FHLC vs. BBH: Which Healthcare ETF Is the Better Buy?
Written by Andy Gould for The Motley Fool -> Fidelity MSCI Health Care Index ETF (FHLC) provides broad sector exposure with significantly lower fees than VanEck Biotech ETF (BBH). BBH focuses on just
Written by Andy Gould for The Motley Fool -> Fidelity MSCI Health Care Index ETF (FHLC) provides broad sector exposure with significantly lower fees t
Read Full Story at Nasdaq News →Why This Matters
The choice between FHLC and BBH reflects broader investor preferences in healthcare investing—a sector often seen as a defensive play during economic uncertainty. With biotech valuations fluctuating wildly based on regulatory and clinical developments, broad-based exposure like FHLC offers stability, while niche ETFs like BBH target higher-risk, higher-reward opportunities. This decision isn’t just about fees; it’s about aligning investment strategy with risk tolerance and sector outlook.
Background Context
The healthcare ETF landscape has evolved dramatically over the past decade, with passive index funds like FHLC gaining ground against actively managed or specialized options. BBH’s biotech focus traces back to the late 1990s, a period when biotech IPOs surged amid optimistic FDA approval timelines.
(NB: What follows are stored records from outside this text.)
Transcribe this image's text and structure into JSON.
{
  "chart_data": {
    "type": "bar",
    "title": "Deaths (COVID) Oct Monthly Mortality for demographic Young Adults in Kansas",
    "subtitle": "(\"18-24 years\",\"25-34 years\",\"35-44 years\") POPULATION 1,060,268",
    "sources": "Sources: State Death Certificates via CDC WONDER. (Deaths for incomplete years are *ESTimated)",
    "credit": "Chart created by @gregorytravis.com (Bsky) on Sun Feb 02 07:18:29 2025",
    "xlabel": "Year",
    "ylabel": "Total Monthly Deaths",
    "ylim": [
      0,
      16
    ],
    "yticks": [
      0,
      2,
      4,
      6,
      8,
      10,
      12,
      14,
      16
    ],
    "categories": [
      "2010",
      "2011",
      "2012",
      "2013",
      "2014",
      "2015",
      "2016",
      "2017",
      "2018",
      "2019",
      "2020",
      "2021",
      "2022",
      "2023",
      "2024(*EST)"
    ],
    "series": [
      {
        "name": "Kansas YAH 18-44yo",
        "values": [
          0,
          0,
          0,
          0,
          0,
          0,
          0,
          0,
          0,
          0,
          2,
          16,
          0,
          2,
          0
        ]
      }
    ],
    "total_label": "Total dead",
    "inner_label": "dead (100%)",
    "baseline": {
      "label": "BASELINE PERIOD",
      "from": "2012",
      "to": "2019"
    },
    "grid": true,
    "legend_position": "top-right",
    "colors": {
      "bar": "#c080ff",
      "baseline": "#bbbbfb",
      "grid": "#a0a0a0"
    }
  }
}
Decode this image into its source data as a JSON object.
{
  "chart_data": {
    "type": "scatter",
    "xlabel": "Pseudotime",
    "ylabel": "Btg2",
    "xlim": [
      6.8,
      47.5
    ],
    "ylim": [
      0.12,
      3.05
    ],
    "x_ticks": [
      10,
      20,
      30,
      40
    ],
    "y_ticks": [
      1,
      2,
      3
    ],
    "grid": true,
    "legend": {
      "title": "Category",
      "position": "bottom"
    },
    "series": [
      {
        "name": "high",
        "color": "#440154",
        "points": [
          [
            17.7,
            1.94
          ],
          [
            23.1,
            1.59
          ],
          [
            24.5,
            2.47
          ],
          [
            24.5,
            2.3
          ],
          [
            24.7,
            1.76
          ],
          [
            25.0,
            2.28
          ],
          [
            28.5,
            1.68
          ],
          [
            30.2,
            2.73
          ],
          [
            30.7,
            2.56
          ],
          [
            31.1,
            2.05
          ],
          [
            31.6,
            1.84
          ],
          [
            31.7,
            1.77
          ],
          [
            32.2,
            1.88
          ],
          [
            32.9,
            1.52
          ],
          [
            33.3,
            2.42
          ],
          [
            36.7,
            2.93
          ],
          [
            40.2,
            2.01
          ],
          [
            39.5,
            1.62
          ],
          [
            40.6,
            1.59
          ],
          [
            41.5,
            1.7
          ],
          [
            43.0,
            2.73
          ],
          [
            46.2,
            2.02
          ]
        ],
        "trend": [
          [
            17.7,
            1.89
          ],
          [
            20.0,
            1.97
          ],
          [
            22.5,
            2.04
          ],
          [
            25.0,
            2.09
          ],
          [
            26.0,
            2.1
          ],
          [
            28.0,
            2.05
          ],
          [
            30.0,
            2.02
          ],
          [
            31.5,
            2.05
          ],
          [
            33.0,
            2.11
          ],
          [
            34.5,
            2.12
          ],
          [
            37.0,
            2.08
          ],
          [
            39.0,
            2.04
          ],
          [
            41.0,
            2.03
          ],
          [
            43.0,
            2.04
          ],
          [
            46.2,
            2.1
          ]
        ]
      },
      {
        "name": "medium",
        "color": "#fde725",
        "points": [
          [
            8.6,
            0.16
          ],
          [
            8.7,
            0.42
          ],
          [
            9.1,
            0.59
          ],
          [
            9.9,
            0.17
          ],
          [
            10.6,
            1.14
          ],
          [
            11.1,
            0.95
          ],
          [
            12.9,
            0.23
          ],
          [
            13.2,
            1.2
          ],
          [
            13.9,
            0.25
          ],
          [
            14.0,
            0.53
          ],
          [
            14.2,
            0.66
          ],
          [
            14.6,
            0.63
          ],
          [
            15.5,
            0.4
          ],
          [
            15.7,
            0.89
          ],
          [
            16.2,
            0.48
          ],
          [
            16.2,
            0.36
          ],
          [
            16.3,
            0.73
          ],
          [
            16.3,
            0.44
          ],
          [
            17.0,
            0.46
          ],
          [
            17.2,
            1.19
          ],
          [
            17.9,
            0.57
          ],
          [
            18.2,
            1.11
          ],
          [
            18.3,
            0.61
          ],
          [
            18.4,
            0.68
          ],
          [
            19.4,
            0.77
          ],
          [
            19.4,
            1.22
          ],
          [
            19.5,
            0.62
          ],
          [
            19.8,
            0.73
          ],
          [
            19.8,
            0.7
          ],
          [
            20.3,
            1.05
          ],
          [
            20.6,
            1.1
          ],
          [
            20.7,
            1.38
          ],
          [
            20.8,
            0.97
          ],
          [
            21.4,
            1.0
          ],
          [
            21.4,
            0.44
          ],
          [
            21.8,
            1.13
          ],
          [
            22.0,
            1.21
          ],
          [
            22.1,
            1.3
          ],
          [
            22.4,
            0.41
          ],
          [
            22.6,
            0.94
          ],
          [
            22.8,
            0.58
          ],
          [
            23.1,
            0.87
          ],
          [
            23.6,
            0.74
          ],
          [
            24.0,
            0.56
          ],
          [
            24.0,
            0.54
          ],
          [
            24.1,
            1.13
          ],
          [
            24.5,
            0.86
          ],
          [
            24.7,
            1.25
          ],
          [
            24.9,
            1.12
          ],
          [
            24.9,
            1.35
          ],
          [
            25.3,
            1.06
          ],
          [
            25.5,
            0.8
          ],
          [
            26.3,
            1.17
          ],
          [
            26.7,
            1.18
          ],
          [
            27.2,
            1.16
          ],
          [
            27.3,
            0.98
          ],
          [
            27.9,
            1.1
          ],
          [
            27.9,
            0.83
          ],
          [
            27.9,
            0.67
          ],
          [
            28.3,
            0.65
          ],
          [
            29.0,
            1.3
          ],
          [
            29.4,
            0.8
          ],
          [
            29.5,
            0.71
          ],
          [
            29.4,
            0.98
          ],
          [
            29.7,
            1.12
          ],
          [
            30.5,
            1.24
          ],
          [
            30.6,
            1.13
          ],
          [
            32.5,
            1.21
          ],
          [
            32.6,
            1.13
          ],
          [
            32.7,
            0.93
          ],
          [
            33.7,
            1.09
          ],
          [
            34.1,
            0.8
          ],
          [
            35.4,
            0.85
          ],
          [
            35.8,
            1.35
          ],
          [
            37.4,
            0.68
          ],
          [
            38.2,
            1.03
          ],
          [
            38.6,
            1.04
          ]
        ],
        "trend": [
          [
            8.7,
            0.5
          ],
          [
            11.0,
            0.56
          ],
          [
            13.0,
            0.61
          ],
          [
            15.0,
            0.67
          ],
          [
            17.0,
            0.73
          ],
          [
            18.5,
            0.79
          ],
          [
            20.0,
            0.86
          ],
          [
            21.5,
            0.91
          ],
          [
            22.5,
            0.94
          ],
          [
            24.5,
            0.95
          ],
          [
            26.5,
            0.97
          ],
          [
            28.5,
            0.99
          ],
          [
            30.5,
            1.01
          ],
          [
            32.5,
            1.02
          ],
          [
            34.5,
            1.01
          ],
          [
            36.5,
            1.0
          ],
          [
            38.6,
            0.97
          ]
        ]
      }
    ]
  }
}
Meanwhile, FHLC’s broad exposure mirrors the growing demand for low-cost, diversified sector plays, a trend accelerated by the post-2008 shift toward passive investing.
What Happens Next
Investors will likely weigh the Federal Reserve’s interest rate trajectory against biotech’s sensitivity to funding conditions, with BBH potentially underperforming if liquidity tightens. Regulatory clarity from the FDA—particularly on drug approval timelines—could also sway BBH’s performance relative to FHLC. Watch for quarterly earnings from major biotech firms and any shifts in sector allocations by large institutional investors.
Bigger Picture
This comparison underscores the widening divide between broad-market healthcare ETFs and high-conviction sector bets, a trend mirrored in other industries like AI or renewables. The preference for FHLC-style funds highlights investor skepticism toward concentrated bets amid an era of rapid technological disruption. Meanwhile, the fee advantage of FHLC reflects a broader market shift toward cost efficiency in ETF selection.